Strukturelle Verankerung der interreligiösen Zusammenarbeit
Ein weiteres Anliegen des Religionsrats ist die strukturelle Verankerung der Zusammenarbeit zwischen Politik und Religionsgemeinschaften. Schutzki sprach sich dafür aus, alle gesellschaftlichen Ebenen einzubeziehen, von der Bezirksebene bis zu zentralen Plattformen wie der Spitals- und Gefängnisseelsorge. Zudem bekräftigte er das Bekenntnis zum "Campus der Religionen" als Ausdruck eines respektvollen Miteinanders.

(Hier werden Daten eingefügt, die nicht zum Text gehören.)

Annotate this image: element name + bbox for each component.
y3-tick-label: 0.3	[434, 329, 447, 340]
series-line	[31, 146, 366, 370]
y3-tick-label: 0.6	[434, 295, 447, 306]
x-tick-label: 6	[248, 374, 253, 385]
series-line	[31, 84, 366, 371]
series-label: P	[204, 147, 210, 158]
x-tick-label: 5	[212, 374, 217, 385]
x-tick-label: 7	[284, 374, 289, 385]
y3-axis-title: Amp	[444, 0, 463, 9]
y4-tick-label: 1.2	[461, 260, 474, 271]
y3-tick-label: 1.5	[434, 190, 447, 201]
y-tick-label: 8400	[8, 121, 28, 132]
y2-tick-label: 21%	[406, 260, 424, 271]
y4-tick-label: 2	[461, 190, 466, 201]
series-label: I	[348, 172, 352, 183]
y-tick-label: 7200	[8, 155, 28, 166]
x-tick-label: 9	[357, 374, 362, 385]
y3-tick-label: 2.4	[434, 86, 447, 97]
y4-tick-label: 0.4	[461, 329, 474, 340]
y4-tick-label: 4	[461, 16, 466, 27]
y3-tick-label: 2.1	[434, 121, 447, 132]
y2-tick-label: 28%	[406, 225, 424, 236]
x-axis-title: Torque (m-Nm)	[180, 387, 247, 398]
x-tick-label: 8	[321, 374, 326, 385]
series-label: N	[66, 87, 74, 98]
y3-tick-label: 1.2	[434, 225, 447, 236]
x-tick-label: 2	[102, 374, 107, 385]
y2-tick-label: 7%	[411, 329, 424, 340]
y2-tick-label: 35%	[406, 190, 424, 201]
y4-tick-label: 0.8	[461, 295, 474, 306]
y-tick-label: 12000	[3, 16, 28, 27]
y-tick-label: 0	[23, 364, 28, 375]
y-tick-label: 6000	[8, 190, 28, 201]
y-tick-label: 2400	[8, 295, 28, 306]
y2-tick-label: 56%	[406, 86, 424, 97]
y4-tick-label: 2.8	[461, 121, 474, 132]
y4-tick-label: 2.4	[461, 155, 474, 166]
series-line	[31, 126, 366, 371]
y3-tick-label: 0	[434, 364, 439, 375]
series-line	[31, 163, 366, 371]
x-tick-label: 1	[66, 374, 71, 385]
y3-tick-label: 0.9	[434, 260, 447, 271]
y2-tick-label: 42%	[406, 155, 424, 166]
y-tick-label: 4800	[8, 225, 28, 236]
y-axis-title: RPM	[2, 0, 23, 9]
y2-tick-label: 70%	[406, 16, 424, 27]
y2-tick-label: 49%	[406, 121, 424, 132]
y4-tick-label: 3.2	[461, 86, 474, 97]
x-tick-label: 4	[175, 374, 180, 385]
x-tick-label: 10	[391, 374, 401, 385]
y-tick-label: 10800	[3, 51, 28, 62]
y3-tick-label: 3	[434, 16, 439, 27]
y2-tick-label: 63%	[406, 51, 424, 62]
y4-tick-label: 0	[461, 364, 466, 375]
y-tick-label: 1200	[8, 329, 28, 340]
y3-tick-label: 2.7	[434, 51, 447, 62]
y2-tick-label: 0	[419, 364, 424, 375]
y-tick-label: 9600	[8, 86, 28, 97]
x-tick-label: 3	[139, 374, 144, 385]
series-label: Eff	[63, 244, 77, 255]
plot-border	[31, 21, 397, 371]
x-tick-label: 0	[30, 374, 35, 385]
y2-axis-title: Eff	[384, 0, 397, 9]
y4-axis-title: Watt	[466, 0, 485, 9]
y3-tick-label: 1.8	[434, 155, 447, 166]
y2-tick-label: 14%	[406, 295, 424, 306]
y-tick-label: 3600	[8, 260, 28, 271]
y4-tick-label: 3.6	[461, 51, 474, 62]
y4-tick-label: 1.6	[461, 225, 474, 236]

Wiener Grundsatzerklärung geplant
Eine zentrale Entscheidung der Sitzung war die Verständigung zu einer "Wiener Grundsatzerklärung". Diese soll Themen und Prinzipien festhalten, die ein respektvolles Miteinander und den interreligiösen Dialog fördern. Bürgermeister Ludwig verwies dabei auch auf bundespolitische Entwicklungen, wie die zwischenzeitlich diskutierte Abschaffung der steuerlichen Absetzbarkeit von Kirchenbeiträgen oder mögliche Verschärfungen des Islamgesetzes. Solche Maßnahmen "hätten das Potenzial gehabt, das gute Miteinander auch in Wien zu gefährden". Daher sei es ihm ein Anliegen, gemeinsam mit den Religionsgemeinschaften die möglichen Auswirkungen und Konsequenzen zu analysieren.
Der Wiener Religionsrat, der mindestens zweimal jährlich tagt, wird die "Wiener Grundsatzerklärung" in den kommenden Monaten weiter ausarbeiten. Ziel ist es, eine breite Basis für interreligiöse Zusammenarbeit und gesellschaftlichen Zusammenhalt zu schaffen, hieß es.
Abschließend betonten die Teilnehmerinnen und Teilnehmer, dass der Religionsrat keine parteipolitische Veranstaltung sei, sondern eine Plattform für den gesellschaftlichen Zusammenhalt. "Ein Miteinander, für das wir als Religionsgemeinschaften einstehen, gerade auch dann, wenn das friedliche Zusammenleben und das Gemeinwohl in unserer Gesellschaft angegriffen werden", so Schutzki.